Manuella Baraton et Julien Lemasson, division Infrastructures et répertoire statistiques, Insee

Fin 2013, 7,10 millions de salariés en France travaillent dans une entreprise multinationale du secteur marchand non agricole, dont 1,85 million dans une entreprise sous contrôle étranger. L’emploi sous contrôle étranger a diminué de 12 % entre 2008 et 2013. Cette baisse s’est opérée essentiellement en 2009 ; les effectifs sont restés quasiment stables ensuite.

Les salariés des multinationales étrangères travaillent le plus souvent dans l’industrie : c’est le cas pour 37 % d’entre eux en 2013. Cependant, cette part s’est réduite de 6 points en cinq ans, au profit du commerce.

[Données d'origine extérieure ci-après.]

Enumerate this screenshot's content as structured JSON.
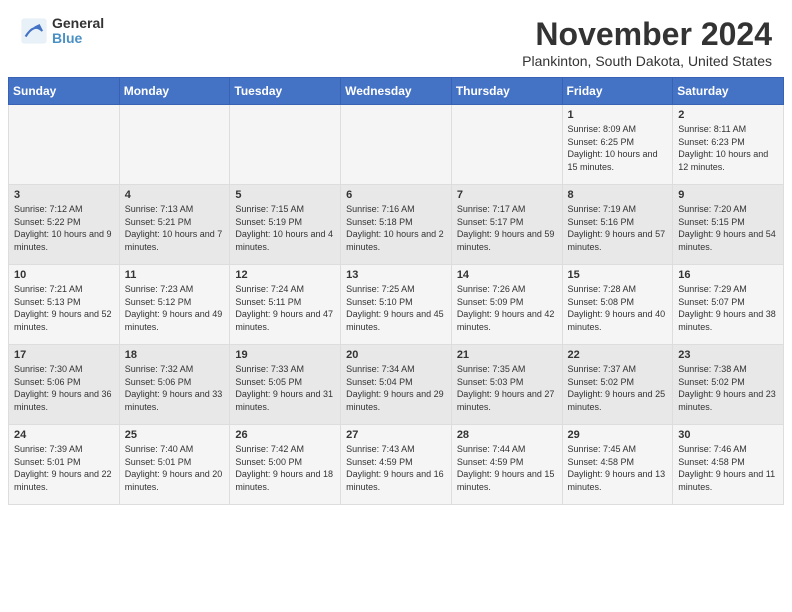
{
  "logo": {
    "general": "General",
    "blue": "Blue"
  },
  "title": "November 2024",
  "location": "Plankinton, South Dakota, United States",
  "days_of_week": [
    "Sunday",
    "Monday",
    "Tuesday",
    "Wednesday",
    "Thursday",
    "Friday",
    "Saturday"
  ],
  "weeks": [
    [
      {
        "day": "",
        "info": ""
      },
      {
        "day": "",
        "info": ""
      },
      {
        "day": "",
        "info": ""
      },
      {
        "day": "",
        "info": ""
      },
      {
        "day": "",
        "info": ""
      },
      {
        "day": "1",
        "info": "Sunrise: 8:09 AM\nSunset: 6:25 PM\nDaylight: 10 hours and 15 minutes."
      },
      {
        "day": "2",
        "info": "Sunrise: 8:11 AM\nSunset: 6:23 PM\nDaylight: 10 hours and 12 minutes."
      }
    ],
    [
      {
        "day": "3",
        "info": "Sunrise: 7:12 AM\nSunset: 5:22 PM\nDaylight: 10 hours and 9 minutes."
      },
      {
        "day": "4",
        "info": "Sunrise: 7:13 AM\nSunset: 5:21 PM\nDaylight: 10 hours and 7 minutes."
      },
      {
        "day": "5",
        "info": "Sunrise: 7:15 AM\nSunset: 5:19 PM\nDaylight: 10 hours and 4 minutes."
      },
      {
        "day": "6",
        "info": "Sunrise: 7:16 AM\nSunset: 5:18 PM\nDaylight: 10 hours and 2 minutes."
      },
      {
        "day": "7",
        "info": "Sunrise: 7:17 AM\nSunset: 5:17 PM\nDaylight: 9 hours and 59 minutes."
      },
      {
        "day": "8",
        "info": "Sunrise: 7:19 AM\nSunset: 5:16 PM\nDaylight: 9 hours and 57 minutes."
      },
      {
        "day": "9",
        "info": "Sunrise: 7:20 AM\nSunset: 5:15 PM\nDaylight: 9 hours and 54 minutes."
      }
    ],
    [
      {
        "day": "10",
        "info": "Sunrise: 7:21 AM\nSunset: 5:13 PM\nDaylight: 9 hours and 52 minutes."
      },
      {
        "day": "11",
        "info": "Sunrise: 7:23 AM\nSunset: 5:12 PM\nDaylight: 9 hours and 49 minutes."
      },
      {
        "day": "12",
        "info": "Sunrise: 7:24 AM\nSunset: 5:11 PM\nDaylight: 9 hours and 47 minutes."
      },
      {
        "day": "13",
        "info": "Sunrise: 7:25 AM\nSunset: 5:10 PM\nDaylight: 9 hours and 45 minutes."
      },
      {
        "day": "14",
        "info": "Sunrise: 7:26 AM\nSunset: 5:09 PM\nDaylight: 9 hours and 42 minutes."
      },
      {
        "day": "15",
        "info": "Sunrise: 7:28 AM\nSunset: 5:08 PM\nDaylight: 9 hours and 40 minutes."
      },
      {
        "day": "16",
        "info": "Sunrise: 7:29 AM\nSunset: 5:07 PM\nDaylight: 9 hours and 38 minutes."
      }
    ],
    [
      {
        "day": "17",
        "info": "Sunrise: 7:30 AM\nSunset: 5:06 PM\nDaylight: 9 hours and 36 minutes."
      },
      {
        "day": "18",
        "info": "Sunrise: 7:32 AM\nSunset: 5:06 PM\nDaylight: 9 hours and 33 minutes."
      },
      {
        "day": "19",
        "info": "Sunrise: 7:33 AM\nSunset: 5:05 PM\nDaylight: 9 hours and 31 minutes."
      },
      {
        "day": "20",
        "info": "Sunrise: 7:34 AM\nSunset: 5:04 PM\nDaylight: 9 hours and 29 minutes."
      },
      {
        "day": "21",
        "info": "Sunrise: 7:35 AM\nSunset: 5:03 PM\nDaylight: 9 hours and 27 minutes."
      },
      {
        "day": "22",
        "info": "Sunrise: 7:37 AM\nSunset: 5:02 PM\nDaylight: 9 hours and 25 minutes."
      },
      {
        "day": "23",
        "info": "Sunrise: 7:38 AM\nSunset: 5:02 PM\nDaylight: 9 hours and 23 minutes."
      }
    ],
    [
      {
        "day": "24",
        "info": "Sunrise: 7:39 AM\nSunset: 5:01 PM\nDaylight: 9 hours and 22 minutes."
      },
      {
        "day": "25",
        "info": "Sunrise: 7:40 AM\nSunset: 5:01 PM\nDaylight: 9 hours and 20 minutes."
      },
      {
        "day": "26",
        "info": "Sunrise: 7:42 AM\nSunset: 5:00 PM\nDaylight: 9 hours and 18 minutes."
      },
      {
        "day": "27",
        "info": "Sunrise: 7:43 AM\nSunset: 4:59 PM\nDaylight: 9 hours and 16 minutes."
      },
      {
        "day": "28",
        "info": "Sunrise: 7:44 AM\nSunset: 4:59 PM\nDaylight: 9 hours and 15 minutes."
      },
      {
        "day": "29",
        "info": "Sunrise: 7:45 AM\nSunset: 4:58 PM\nDaylight: 9 hours and 13 minutes."
      },
      {
        "day": "30",
        "info": "Sunrise: 7:46 AM\nSunset: 4:58 PM\nDaylight: 9 hours and 11 minutes."
      }
    ]
  ]
}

Les multinationales étrangères implantées en France sont contrôlées essentiellement par les pays de l’Union européenne (UE), les États-Unis et la Suisse : les firmes de ces pays emploient respectivement 1,13 million, 400 000 et 150 000 salariés en France. Le nombre de salariés employés par les multinationales contrôlées par les Bric (Brésil, Russie, Inde, Chine) reste modeste. Cependant, il a augmenté de 31 % entre 2008 et 2013, alors qu’il a diminué dans le même temps pour les firmes de l’UE et américaines.

Les parties implantées en France des multinationales sous contrôle étranger correspondent le plus souvent à des entreprises de taille intermédiaire (ETI) : cette catégorie d’entreprise concentre plus de la moitié de leurs emplois. En particulier, les ETI sont surreprésentées dans l’emploi industriel sous contrôle étranger.

1,85 million de salariés travaillent dans une firme sous contrôle étranger

Avec l’internationalisation de l’économie, les salariés des entreprises en France travaillent fréquemment pour des firmes multinationales, qu’elles soient sous contrôle étranger ou sous contrôle français (encadré). Fin 2013, dans le secteur marchand non agricole, les premières représentent 12 % de l’emploi salarié, les secondes 35 % et les autres entreprises françaises, 53 %. Ainsi, 7,10 millions de salariés (près d’un sur deux du secteur marchand non agricole) sont employés par une firme multinationale. En particulier, 1,85 million (près d’un sur huit) travaille dans une firme multinationale sous contrôle étranger (figure 1).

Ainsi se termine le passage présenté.